La Tunisie d’antan. La Tunisie à travers la carte postale ancienne Par Philippe Lamarque (*)

L’attachement des Juifs tunisiens à leur terroir d’origine est bien connu. C’est pourquoi les « Tunes » de France et de Navarre vont être ravis par la parution d’un nouvel album embaumé de jasmin qui narre la Tunisie d’autrefois. Philippe Lamarque nous conte « La Tunisie d’antan » sur fond d’un florilège d’images surannées tirées notamment de la collection Olivier Bouze.


Le texte semble issu d’un guide touristique du début du siècle dernier, mais ce sont surtout les illustrations qui interpellent le lecteur immanquablement frappé par le spleen tunisien, l’ouarche, dès qu’il a feuilleté les premières pages.

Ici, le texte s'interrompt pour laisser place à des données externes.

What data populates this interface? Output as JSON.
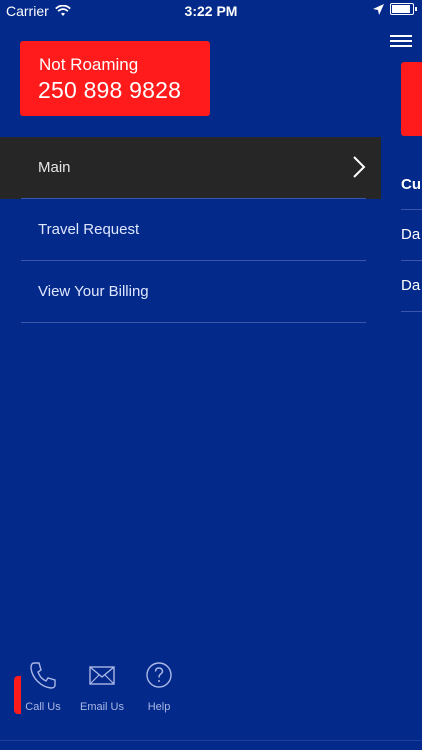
{
  "status_bar": {
    "carrier": "Carrier",
    "time": "3:22 PM"
  },
  "roaming": {
    "status": "Not Roaming",
    "number": "250 898 9828"
  },
  "menu": {
    "items": [
      {
        "label": "Main",
        "active": true
      },
      {
        "label": "Travel Request"
      },
      {
        "label": "View Your Billing"
      }
    ]
  },
  "bottom_bar": {
    "call": "Call Us",
    "email": "Email Us",
    "help": "Help"
  },
  "right_panel": {
    "row1": "Cu",
    "row2": "Da",
    "row3": "Da"
  },
  "colors": {
    "background": "#032a8a",
    "accent": "#ff1b1b",
    "active_row": "#262626"
  }
}
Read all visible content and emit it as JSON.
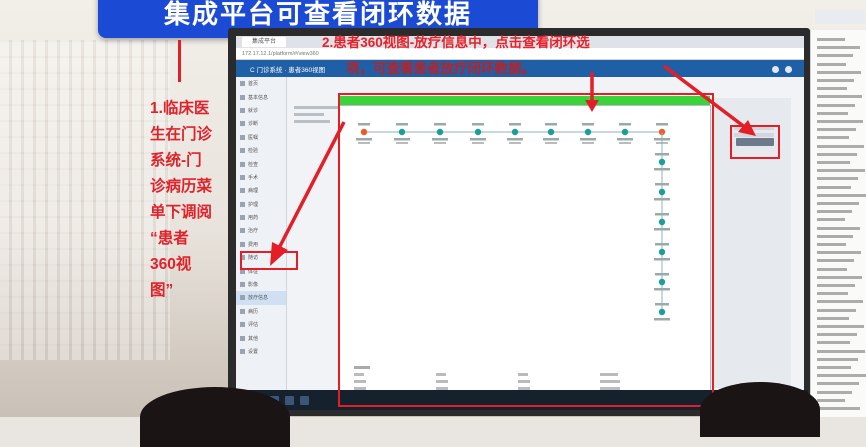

Ravis donc, les « Tunes », mais aussi un peu déçus car le judaïsme, s’il est certes présent, ici et là, dans cet album, n’occupe pas la place qui aurait dû être la sienne et que l’on retrouve en vraie grandeur dans les recueils iconographiques plus spécialisés.
L’entrée au pays du jasmin se fait par l’Algérie. Voici la Khroumirie, Aïn Draham et Tabarka, Soukh-el-Khemis et Béja puis Tunis, enfin. La Porte de France, l’avenue Jules Ferry avec sa cathédrale, le théâtre municipal, le casino du Belvédère, la rue Al-Djazira et la rue Es-Sadikia, le port, les souks, les marchés, Bab El Khadra et Bab Saadoun, Bab Souika et la casbah…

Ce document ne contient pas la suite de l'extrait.